State perception and prediction of digital twin based on proxy model
Published in IEEE Access, 2023
Abstract: The maintenance of critical components plays a crucial role in ensuring the overall stable operation of equipment and minimizing damages caused by functional errors. However, Traditional operation and maintenance (O&M) modes suffer from problems such as reliance on empirical judgment, lack of data support, insufficient preventive maintenance, and inadequate collaborative management.

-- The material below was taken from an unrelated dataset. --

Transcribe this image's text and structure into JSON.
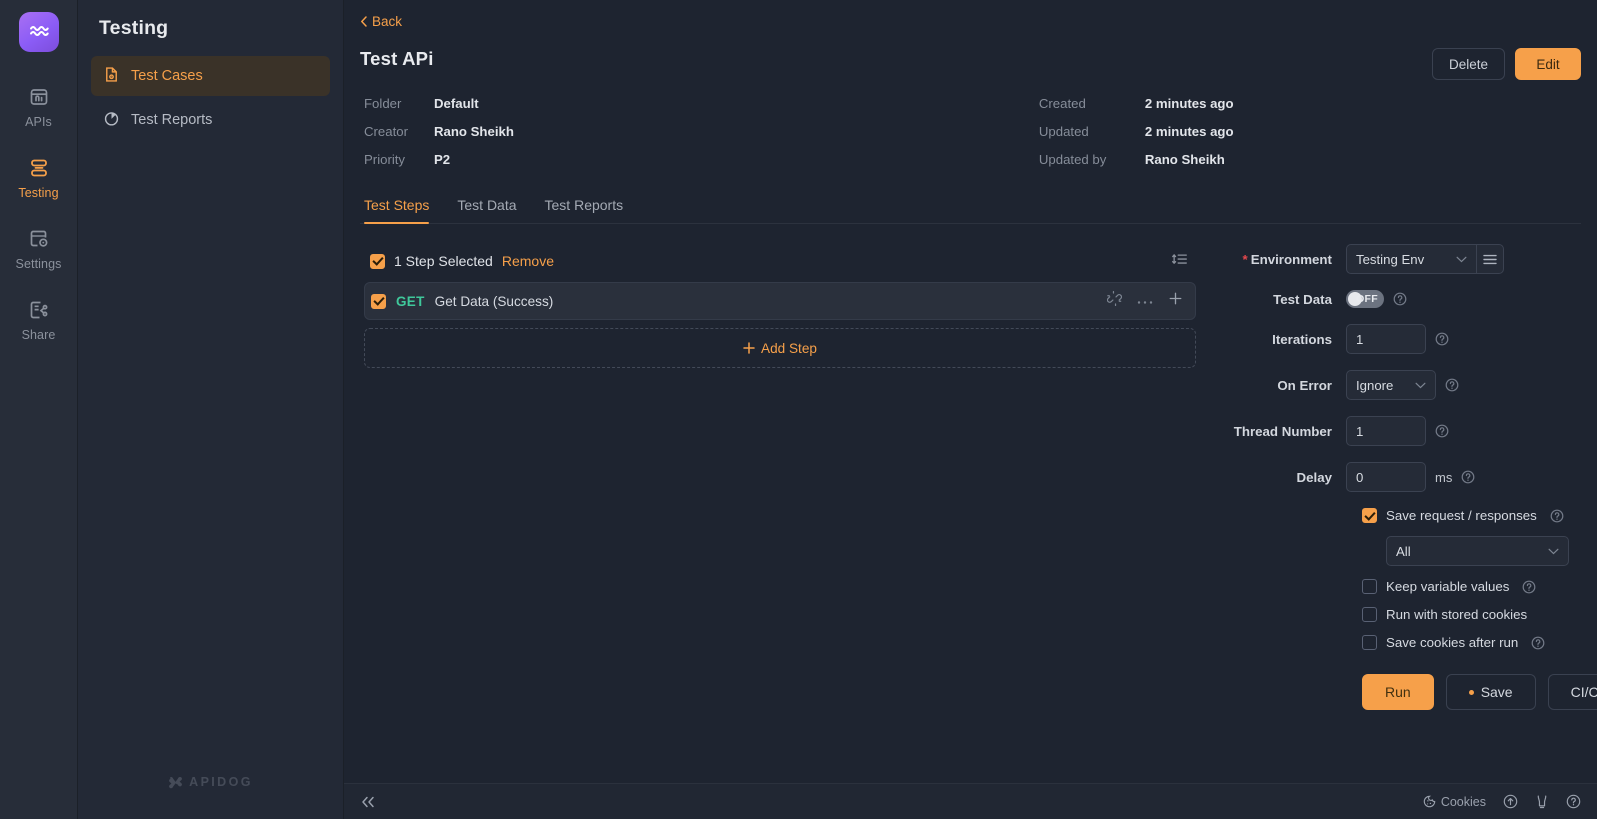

To address these issues, a viable approach is to adopt more intelligent O&M modes. Based on the characteristics of digital twin technology, such as virtual interaction and real-time feedback, a digital twin framework for critical component maintenance of equipment is proposed, providing a new approach for the practical application of digital twin in intelligent maintenance processes. This framework consists of two key components: the digital twin maintenance model and the proxy model. The process of establishing the digital twin model is elaborated in detail, and a mechanism that integrates digital twin technology and the proxy model is proposed, along with a prediction process based on the fusion of simulation and monitoring data. Finally, based on the summary of the modeling process and the proxy model, a visualization interface for intelligent maintenance of components is built using relevant engineering software.
Keywords: Digital twins; Data models; Predictive models; Maintenance engineering; Analytical models; Real-time systems
您可以访问文章页获取具体信息:doi.org/10.1109/ACCESS.2023.3264543
Recommended citation: Wang L, Wang C, Li X, et al. State perception and prediction of digital twin based on proxy model[J]. IEEE Access, 2023, 11: 36064-36072.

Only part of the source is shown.